What we need is a well-funded, well-organized, well-staffed effort to produce, distribute, and inject the vaccine — and monitor its effects. But despite all the months of waiting for the vaccine to be developed and approved, almost nothing else was done by the federal government. Adequate funds were not provided to organize and provide the personnel, training, equipment, and transportation needed to get millions quickly vaccinated. This is in keeping with the government’s failures at all levels to organize testing and tracing, and produce enough protection equipment and ventilators throughout the pandemic.
The federal government left it to state and local governments to organize the vaccinations. But state and local public health agencies and healthcare facilities have had their funding drastically cut over the last decades, with layoffs, consolidations and closures. How could they suddenly organize this effort without more funds and personnel? We certainly can’t expect the private healthcare sector, whose goal is to make a profit, to suddenly provide a well-organized vaccination system. Furthermore, the pandemic has devastated the lives and health of doctors, nurses and other healthcare workers who have faced illness, death, over-work, and who are suffering from stress and PTSD. How can they be expected to be responsible for millions of vaccinations while caring for so many COVID patients?
So, what is the solution? When the U.S. government decided to invade Iraq in the first Gulf War in 1991, it deployed over 100,000 troops to the Middle East in a few days.

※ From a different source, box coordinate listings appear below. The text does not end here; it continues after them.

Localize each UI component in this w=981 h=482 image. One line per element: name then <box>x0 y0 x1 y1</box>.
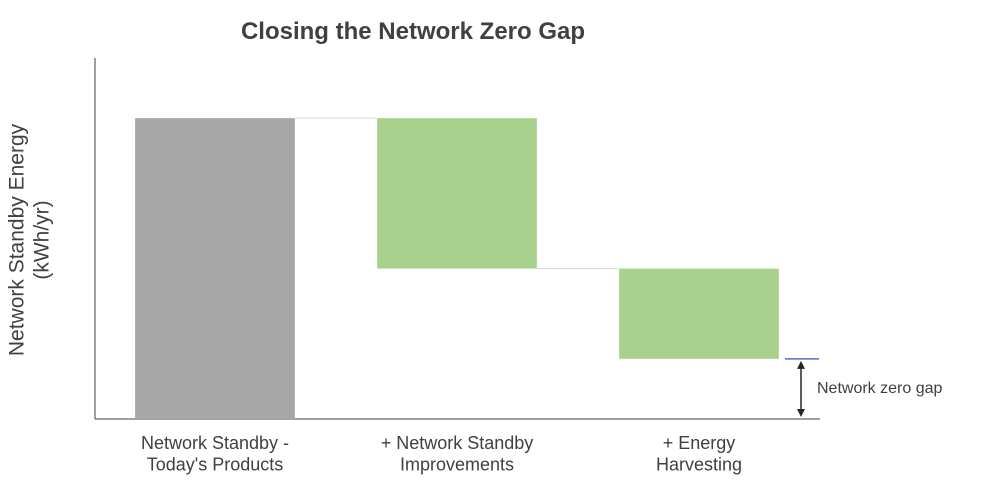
x-tick-label: Network Standby -Today's Products <box>141 433 289 475</box>
y-axis-label: Network Standby Energy (kWh/yr) <box>5 123 53 356</box>
annotation: Network zero gap <box>817 380 942 397</box>
x-tick-label: + Network Standby Improvements <box>381 433 534 475</box>
arrow-head <box>797 409 805 417</box>
bar <box>619 268 779 359</box>
bar <box>135 118 295 420</box>
x-tick-label: + Energy Harvesting <box>656 433 742 475</box>
arrow-head <box>797 360 805 369</box>
chart-title: Closing the Network Zero Gap <box>241 18 585 45</box>
bar <box>377 118 537 269</box>
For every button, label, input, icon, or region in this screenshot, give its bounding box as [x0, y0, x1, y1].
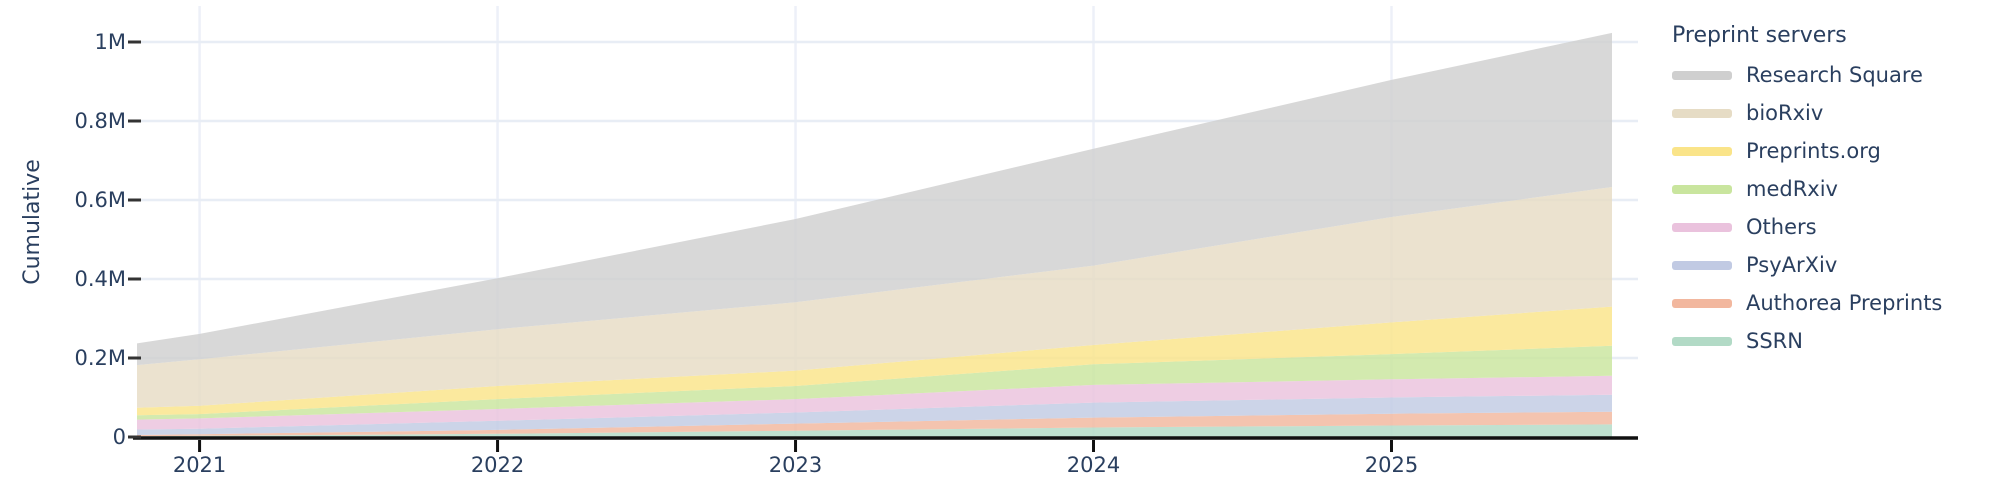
legend-swatch-biorxiv — [1672, 108, 1732, 118]
legend-item-authorea-preprints[interactable]: Authorea Preprints — [1672, 284, 1942, 322]
x-tick-label: 2024 — [1066, 453, 1121, 477]
legend-swatch-authorea-preprints — [1672, 298, 1732, 308]
legend-swatch-medrxiv — [1672, 184, 1732, 194]
area-research-square — [137, 32, 1612, 366]
legend-swatch-ssrn — [1672, 336, 1732, 346]
x-tick-label: 2025 — [1364, 453, 1419, 477]
x-tick-label: 2022 — [470, 453, 525, 477]
y-tick-label: 1M — [94, 30, 126, 54]
y-tick-label: 0.6M — [74, 188, 126, 212]
legend-item-medrxiv[interactable]: medRxiv — [1672, 170, 1942, 208]
area-authorea-preprints — [137, 411, 1612, 437]
legend-item-psyarxiv[interactable]: PsyArXiv — [1672, 246, 1942, 284]
legend-item-ssrn[interactable]: SSRN — [1672, 322, 1942, 360]
y-tick-label: 0.8M — [74, 109, 126, 133]
legend-item-research-square[interactable]: Research Square — [1672, 56, 1942, 94]
legend-item-preprints-org[interactable]: Preprints.org — [1672, 132, 1942, 170]
x-tick-label: 2021 — [172, 453, 227, 477]
legend-item-biorxiv[interactable]: bioRxiv — [1672, 94, 1942, 132]
area-biorxiv — [137, 187, 1612, 408]
area-preprints-org — [137, 306, 1612, 416]
area-ssrn — [137, 424, 1612, 437]
legend-swatch-research-square — [1672, 70, 1732, 80]
area-others — [137, 375, 1612, 430]
legend: Preprint servers Research Square bioRxiv… — [1672, 22, 1942, 360]
y-tick-label: 0 — [112, 425, 126, 449]
area-psyarxiv — [137, 394, 1612, 435]
legend-title: Preprint servers — [1672, 23, 1847, 48]
area-medrxiv — [137, 345, 1612, 420]
legend-swatch-preprints-org — [1672, 146, 1732, 156]
y-tick-label: 0.4M — [74, 267, 126, 291]
y-tick-label: 0.2M — [74, 346, 126, 370]
legend-item-others[interactable]: Others — [1672, 208, 1942, 246]
legend-swatch-psyarxiv — [1672, 260, 1732, 270]
legend-swatch-others — [1672, 222, 1732, 232]
x-tick-label: 2023 — [768, 453, 823, 477]
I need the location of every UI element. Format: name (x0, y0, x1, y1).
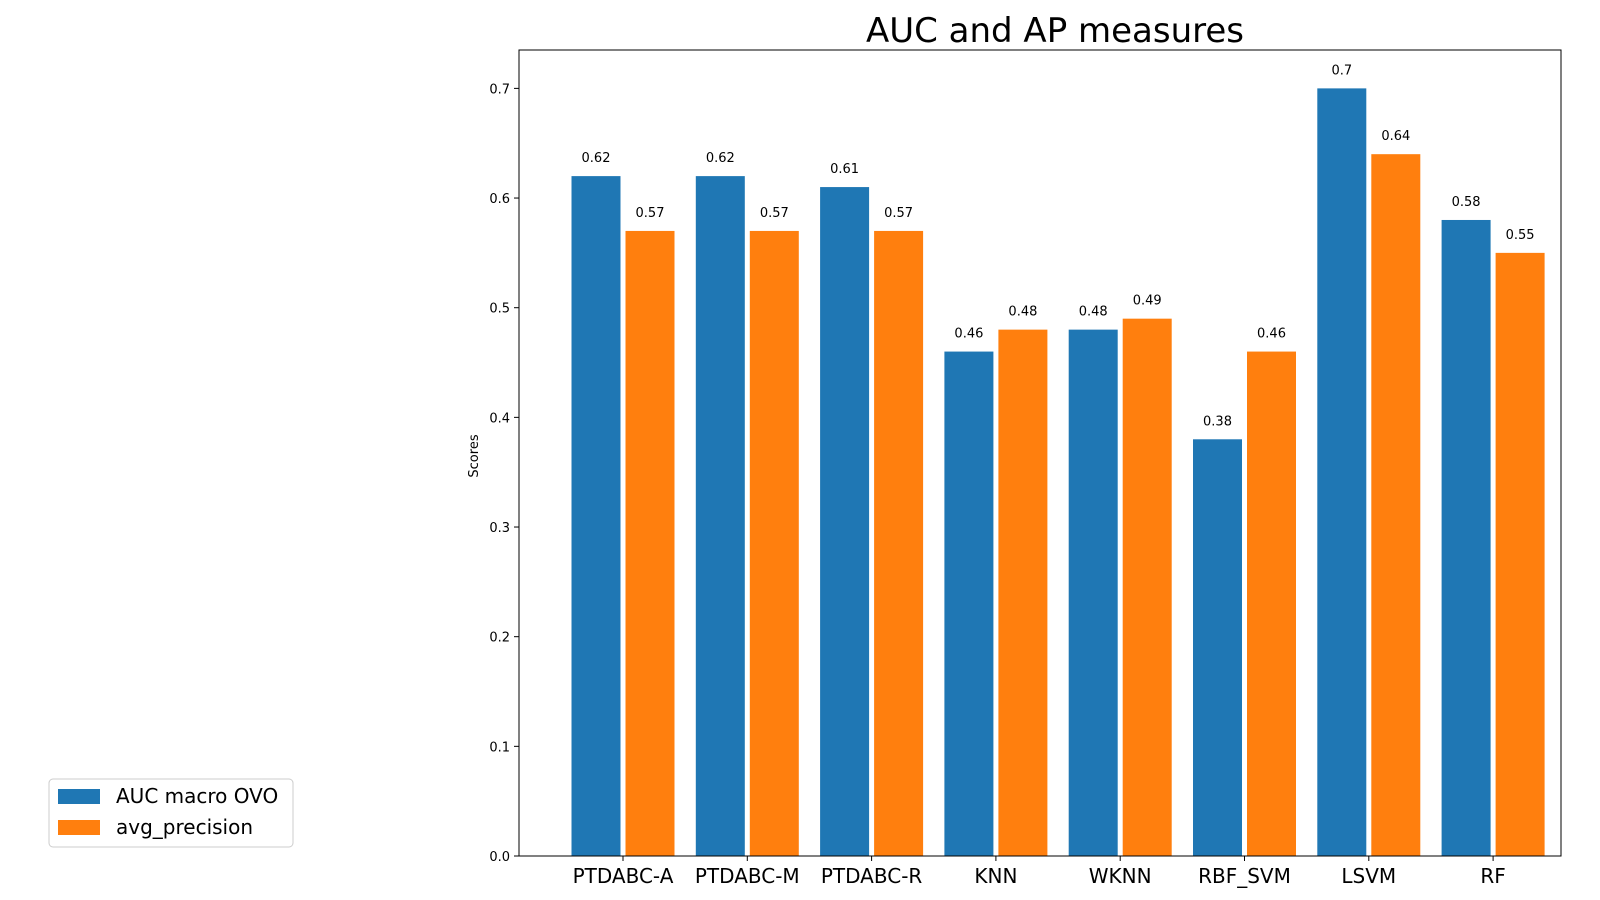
bar-auc (820, 187, 870, 856)
y-tick-label: 0.3 (489, 521, 510, 536)
legend-swatch-ap (58, 820, 100, 835)
plot-frame (518, 49, 1562, 857)
y-tick-label: 0.0 (489, 850, 510, 865)
legend-label-ap: avg_precision (116, 815, 253, 839)
bar-value-label: 0.57 (884, 206, 913, 221)
bar-value-label: 0.55 (1506, 228, 1535, 243)
plot-area: 0.0 0.1 0.2 0.3 0.4 0.5 0.6 0.7 0.62 0.57 PTDABC-A… (489, 63, 1545, 888)
x-tick-label: LSVM (1341, 864, 1396, 888)
legend-label-auc: AUC macro OVO (116, 784, 278, 808)
bar-value-label: 0.57 (760, 206, 789, 221)
bar-value-label: 0.64 (1381, 129, 1410, 144)
bar-value-label: 0.48 (1079, 305, 1108, 320)
y-tick-label: 0.5 (489, 302, 510, 317)
y-tick-label: 0.4 (489, 411, 510, 426)
bar-value-label: 0.46 (1257, 327, 1286, 342)
bar-ap (1122, 318, 1172, 857)
bar-value-label: 0.58 (1452, 195, 1481, 210)
legend-box (48, 778, 294, 848)
bar-value-label: 0.57 (636, 206, 665, 221)
bar-ap (625, 230, 675, 856)
bar-ap (998, 329, 1048, 856)
bar-auc (944, 351, 994, 856)
y-tick-label: 0.2 (489, 631, 510, 646)
bar-value-label: 0.62 (706, 151, 735, 166)
legend: AUC macro OVO avg_precision (48, 778, 294, 848)
bar-value-label: 0.7 (1331, 63, 1352, 78)
bar-ap (1495, 252, 1545, 857)
bar-auc (571, 176, 621, 857)
bar-auc (695, 176, 745, 857)
bar-value-label: 0.38 (1203, 414, 1232, 429)
x-tick-label: KNN (974, 864, 1017, 888)
bar-value-label: 0.46 (954, 327, 983, 342)
x-tick-label: PTDABC-A (573, 864, 674, 888)
y-tick-label: 0.1 (489, 740, 510, 755)
bar-auc (1193, 439, 1242, 856)
x-tick-label: RBF_SVM (1198, 864, 1291, 888)
chart-title: AUC and AP measures (866, 11, 1244, 51)
bar-value-label: 0.48 (1008, 305, 1037, 320)
bar-value-label: 0.62 (582, 151, 611, 166)
bar-ap (874, 230, 924, 856)
bar-ap (1247, 351, 1296, 856)
bar-ap (1371, 154, 1421, 856)
bar-value-label: 0.61 (830, 162, 859, 177)
legend-swatch-auc (58, 789, 100, 804)
x-tick-label: RF (1480, 864, 1505, 888)
x-tick-label: PTDABC-R (821, 864, 923, 888)
bar-ap (749, 230, 799, 856)
x-tick-label: PTDABC-M (695, 864, 800, 888)
y-tick-label: 0.6 (489, 192, 510, 207)
bar-auc (1068, 329, 1118, 856)
x-tick-label: WKNN (1089, 864, 1152, 888)
bar-auc (1441, 219, 1491, 857)
bar-auc (1317, 88, 1367, 856)
y-tick-label: 0.7 (489, 82, 510, 97)
bar-value-label: 0.49 (1133, 294, 1162, 309)
y-axis-label: Scores (467, 434, 482, 477)
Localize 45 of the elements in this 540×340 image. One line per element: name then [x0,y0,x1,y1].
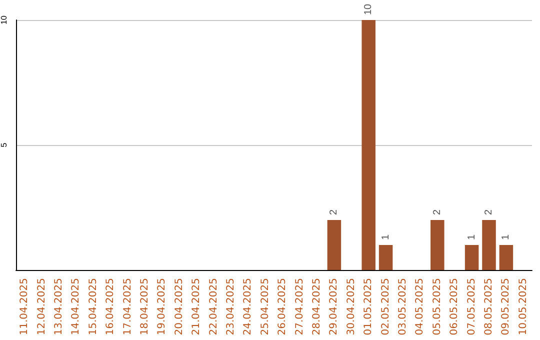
y-tick-label: 5 [0,142,8,148]
x-tick-label: 08.05.2025 [484,278,494,336]
x-tick-label: 22.04.2025 [208,278,220,336]
x-tick-label: 04.05.2025 [414,278,426,336]
bar [464,245,479,270]
x-tick-label: 19.04.2025 [156,278,168,336]
x-tick-label: 07.05.2025 [466,278,478,336]
x-tick-label: 01.05.2025 [363,278,374,336]
x-tick-label: 17.04.2025 [122,278,134,336]
data-label: 2 [484,209,494,215]
x-tick-label: 26.04.2025 [277,278,288,336]
x-tick-label: 25.04.2025 [260,278,271,336]
x-tick-label: 16.04.2025 [105,278,116,336]
x-tick-label: 09.05.2025 [500,278,512,336]
bar [482,220,496,270]
bar [378,245,393,270]
data-label: 1 [466,234,478,240]
x-tick-label: 10.05.2025 [518,278,529,336]
x-tick-label: 12.04.2025 [36,278,48,336]
bar [327,220,342,270]
x-tick-label: 20.04.2025 [174,278,185,336]
x-tick-label: 24.04.2025 [242,278,254,336]
data-label: 2 [432,209,443,215]
x-tick-label: 14.04.2025 [70,278,82,336]
data-label: 1 [380,234,392,240]
x-tick-label: 18.04.2025 [140,278,150,336]
x-tick-label: 05.05.2025 [432,278,443,336]
x-tick-label: 15.04.2025 [88,278,99,336]
x-tick-label: 13.04.2025 [54,278,64,336]
data-label: 10 [363,3,374,15]
x-tick-label: 03.05.2025 [398,278,408,336]
x-tick-label: 27.04.2025 [294,278,306,336]
x-tick-label: 30.04.2025 [346,278,357,336]
bar [362,20,376,270]
bar [430,220,444,270]
data-label: 1 [500,234,512,240]
x-tick-label: 06.05.2025 [449,278,460,336]
x-tick-label: 02.05.2025 [380,278,392,336]
x-tick-label: 21.04.2025 [191,278,202,336]
x-tick-label: 28.04.2025 [312,278,322,336]
x-tick-label: 23.04.2025 [226,278,236,336]
x-tick-label: 29.04.2025 [328,278,340,336]
x-tick-label: 11.04.2025 [19,278,30,336]
data-label: 2 [328,209,340,215]
bar [499,245,514,270]
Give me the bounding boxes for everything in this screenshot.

This included transportation and everything they needed to live. When the One Percent and their politicians want something to happen, they find the funds and make it happen quickly. But our health is not their priority as they have made clear in the last year!
Let’s imagine for a moment that ordinary people were in charge of this vaccination process. The workers who produce all the goods, and make society’s systems run are in the best position to organize this process. Workers in manufacturing and delivery could create production and distribution plans. Doctors and health care workers could organize the vaccination process with help. Retired medical workers could be rehired. Funding could be provided to train unemployed workers to do the paperwork, testing, tracing and follow-up. Teachers, school employees, and parents could organize vaccinations around their schools’ neighborhoods.
Does this seem impractical? Or is it much more impractical to leave our lives in the hands of the politicians and bosses who are running the society today?